Im Jahre 1825 wird die Anzahl der Seminaristen auf 32 erhöht. Pfarrer Riedel selbst erteilt den Unterricht in ‚Religion, Pädagogik, Methodik und Katechetik sowie im Zeichnen und teilweise in der Größenlehre‚. (Horst Schulz, Der Kreis Pr. Eylau, S. 612).

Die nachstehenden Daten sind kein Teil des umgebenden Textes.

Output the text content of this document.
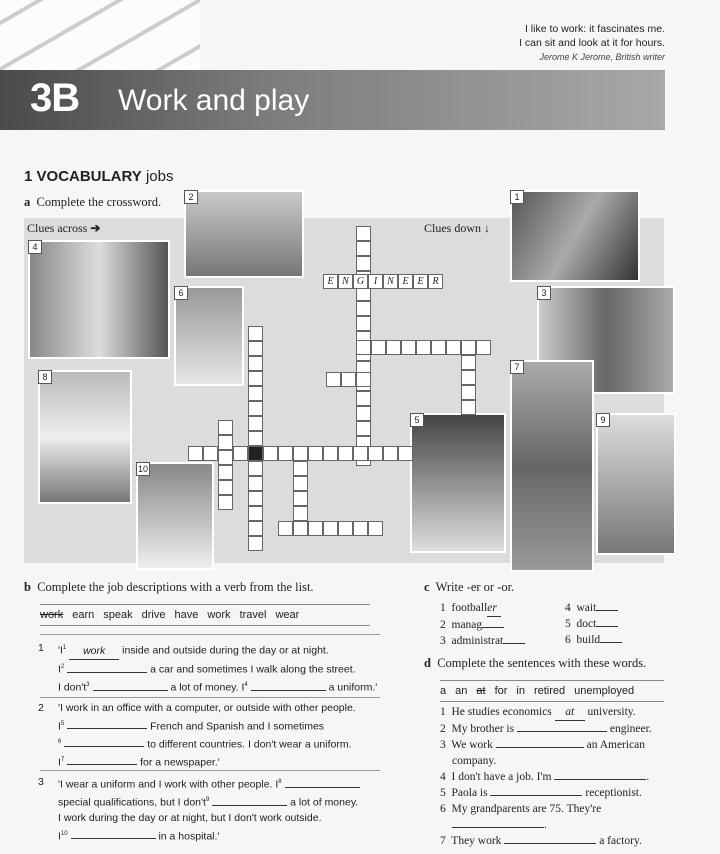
I like to work: it fascinates me.
I can sit and look at it for hours.
Jerome K Jerome, British writer
3B Work and play
1 VOCABULARY jobs
a Complete the crossword.
Clues across ➔	Clues down ↓
2	1
4
6	3
8
7
5	9
10
E N G I N E E R
b Complete the job descriptions with a verb from the list.
work earn speak drive have work travel wear
1	'$I^1$ work inside and outside during the day or at night.
$I^2$	a car and sometimes I walk along the street.
I $don't^3$	a lot of money. $I^4$	a uniform.'
2	'I work in an office with a computer, or outside with other people.
$I^5$	French and Spanish and I sometimes
$^6$	to different countries. I don't wear a uniform.
$I^7$	for a newspaper.'
3	'I wear a uniform and I work with other people. $I^8$
special qualifications, but I $don't^9$	a lot of money.
I work during the day or at night, but I don't work outside.
$I^{10}$	in a hospital.'
c Write -er or -or.
1 footballer
2 manag
3 administrat
4 wait
5 doct
6 build
d Complete the sentences with these words.
a an at for in retired unemployed
1 He studies economics at university.
2 My brother is	engineer.
3 We work	an American
company.
4 I don't have a job. I'm	.
5 Paola is	receptionist.
6 My grandparents are 75. They're
.
7 They work	a factory.
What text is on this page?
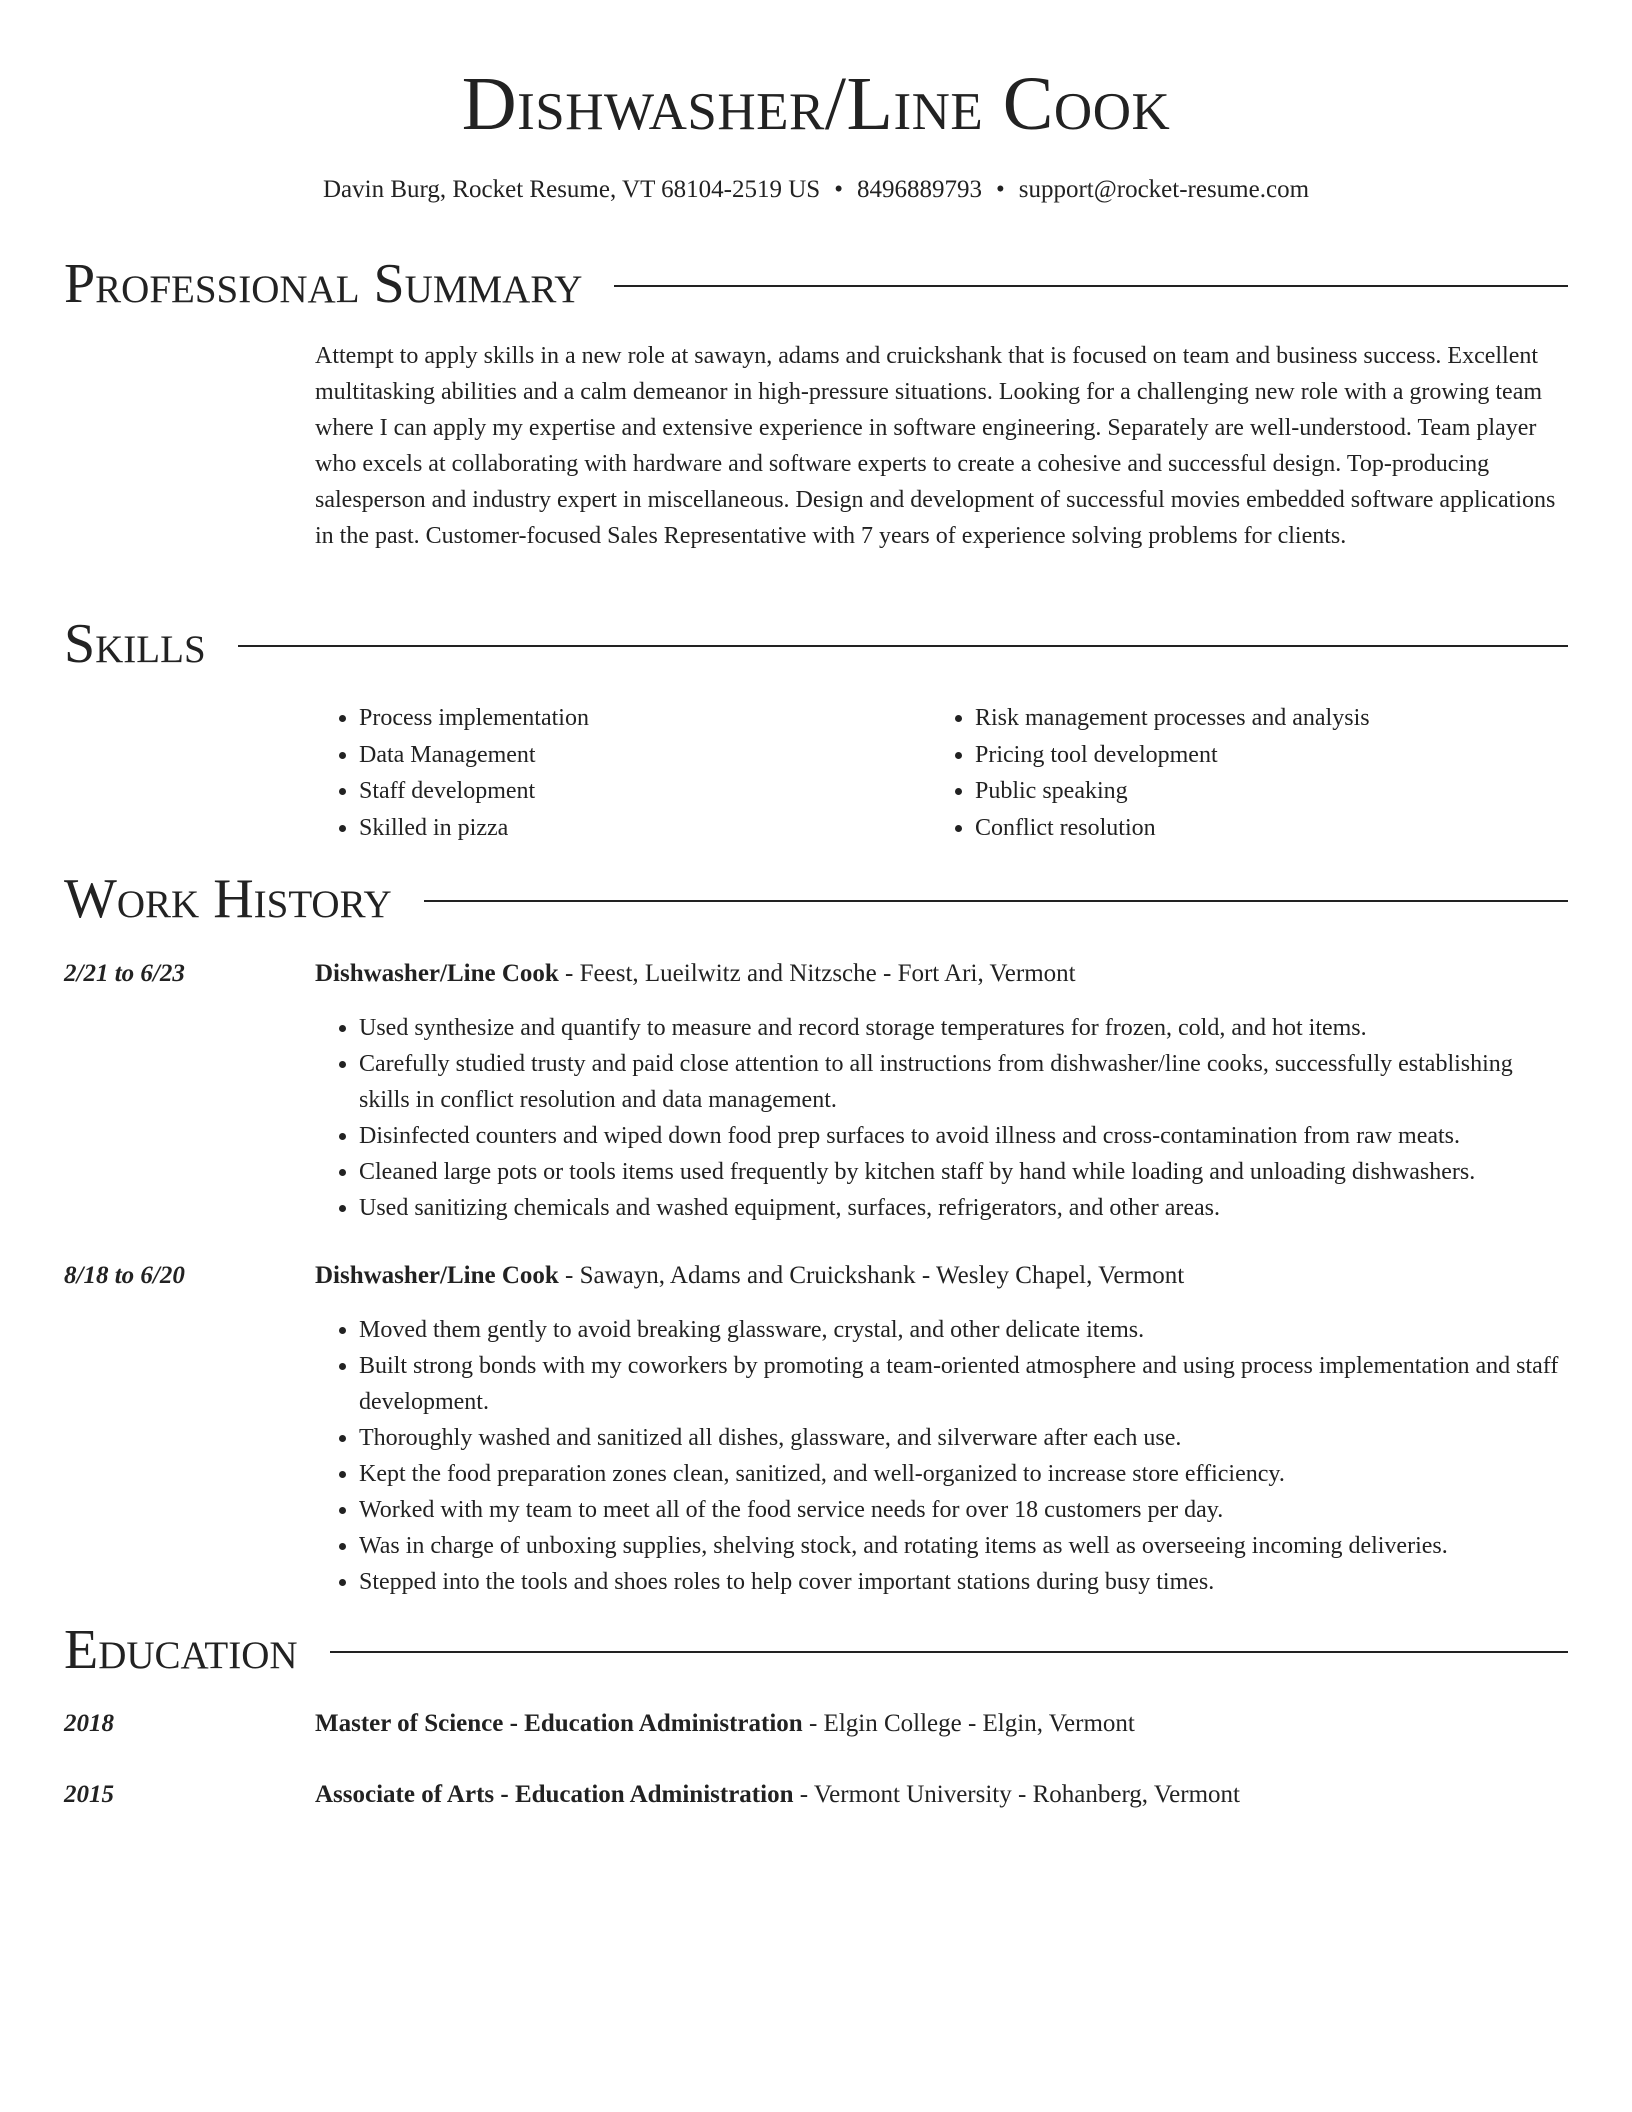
Dishwasher/Line Cook
Davin Burg, Rocket Resume, VT 68104-2519 US • 8496889793 • support@rocket-resume.com
Professional Summary

Attempt to apply skills in a new role at sawayn, adams and cruickshank that is focused on team and business success. Excellent multitasking abilities and a calm demeanor in high-pressure situations. Looking for a challenging new role with a growing team where I can apply my expertise and extensive experience in software engineering. Separately are well-understood. Team player who excels at collaborating with hardware and software experts to create a cohesive and successful design. Top-producing salesperson and industry expert in miscellaneous. Design and development of successful movies embedded software applications in the past. Customer-focused Sales Representative with 7 years of experience solving problems for clients.

Skills
• Process implementation
• Data Management
• Staff development
• Skilled in pizza
• Risk management processes and analysis
• Pricing tool development
• Public speaking
• Conflict resolution
Work History
2/21 to 6/23	Dishwasher/Line Cook - Feest, Lueilwitz and Nitzsche - Fort Ari, Vermont
• Used synthesize and quantify to measure and record storage temperatures for frozen, cold, and hot items.
• Carefully studied trusty and paid close attention to all instructions from dishwasher/line cooks, successfully establishing skills in conflict resolution and data management.
• Disinfected counters and wiped down food prep surfaces to avoid illness and cross-contamination from raw meats.
• Cleaned large pots or tools items used frequently by kitchen staff by hand while loading and unloading dishwashers.
• Used sanitizing chemicals and washed equipment, surfaces, refrigerators, and other areas.
8/18 to 6/20	Dishwasher/Line Cook - Sawayn, Adams and Cruickshank - Wesley Chapel, Vermont
• Moved them gently to avoid breaking glassware, crystal, and other delicate items.
• Built strong bonds with my coworkers by promoting a team-oriented atmosphere and using process implementation and staff development.
• Thoroughly washed and sanitized all dishes, glassware, and silverware after each use.
• Kept the food preparation zones clean, sanitized, and well-organized to increase store efficiency.
• Worked with my team to meet all of the food service needs for over 18 customers per day.
• Was in charge of unboxing supplies, shelving stock, and rotating items as well as overseeing incoming deliveries.
• Stepped into the tools and shoes roles to help cover important stations during busy times.
Education
2018	Master of Science - Education Administration - Elgin College - Elgin, Vermont
2015	Associate of Arts - Education Administration - Vermont University - Rohanberg, Vermont
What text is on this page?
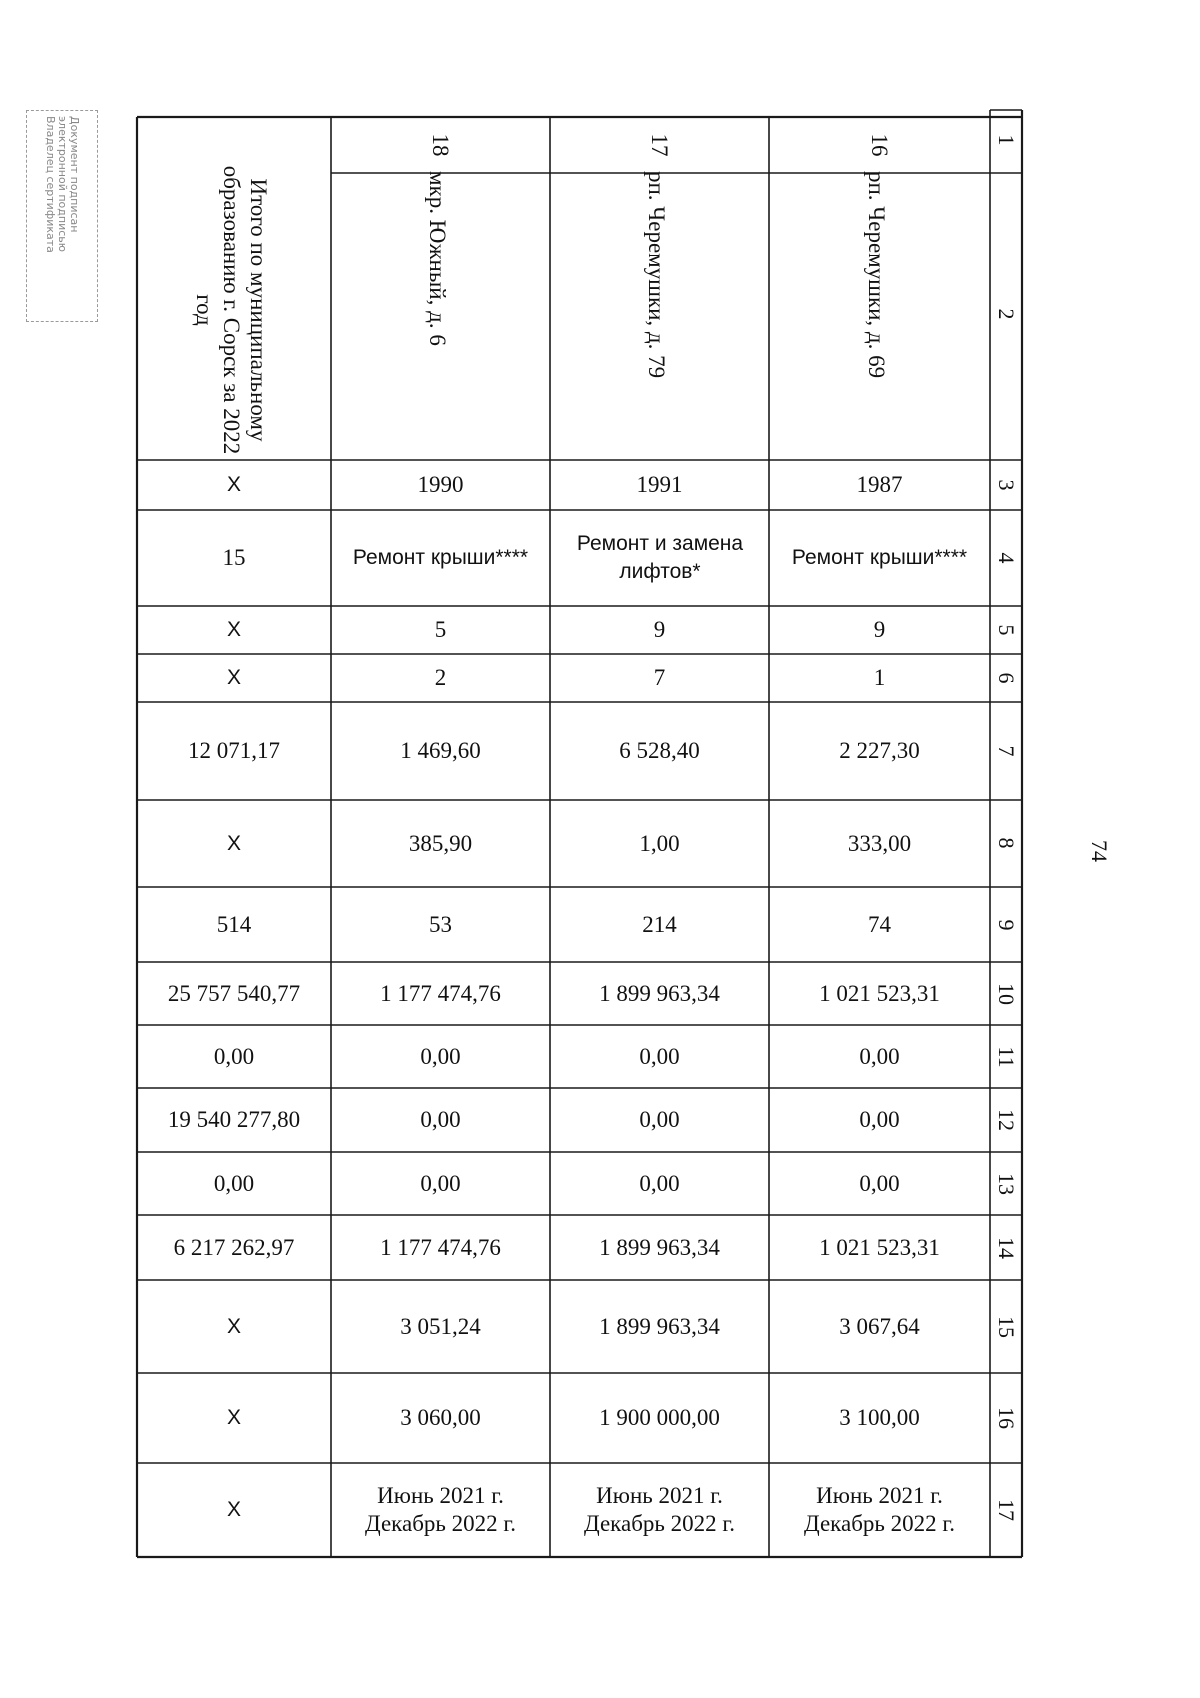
Документ подписан
электронной подписью
Владелец сертификата
74
1
2
3
4
5
6
7
8
9
10
11
12
13
14
15
16
17
16
17
18
рп. Черемушки, д. 69
рп. Черемушки, д. 79
мкр. Южный, д. 6
Итого по муниципальному образованию г. Сорск за 2022 год
1987
1991
1990
X
Ремонт крыши****
Ремонт и замена лифтов*
Ремонт крыши****
15
9
9
5
X
1
7
2
X
2 227,30
6 528,40
1 469,60
12 071,17
333,00
1,00
385,90
X
74
214
53
514
1 021 523,31
1 899 963,34
1 177 474,76
25 757 540,77
0,00
0,00
0,00
0,00
0,00
0,00
0,00
19 540 277,80
0,00
0,00
0,00
0,00
1 021 523,31
1 899 963,34
1 177 474,76
6 217 262,97
3 067,64
1 899 963,34
3 051,24
X
3 100,00
1 900 000,00
3 060,00
X
Июнь 2021 г.
Декабрь 2022 г.
Июнь 2021 г.
Декабрь 2022 г.
Июнь 2021 г.
Декабрь 2022 г.
X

Da der kleine Ort Kl. Dexen für eine Vergrößerung des Seminars ungeeignet ist, wird einige Jahre später beschlossen, die Ausbildungsstätte in die 7 km entfernte Kreisstadt Pr. Eylau zu verlegen. ‚Pfarrer Riedel war darüber sehr betroffen, denn es war sein Lebenswerk, aber als edeldenkender selbstloser Mensch sah er die Notwendigkeit der Verlegung ein‘. (Horst Schulz, Der Kreis Pr. Eylau, S. 613).

Quelle: DerKreis Pr. Eylau in alten Ansichtskarten; S. 169

Johann Ernst Theodor Riedel selbst bleibt als Pfarrer in Kl. Dexen, ‚wirkte noch weiter segensreich als Seelsorger des Kirchspiels Kl. Dexen und starb am 2.5.1850 im Amt, 70 Jahre alt‚. (Horst Schulz, Der Kreis Pr. Eylau, S. 613).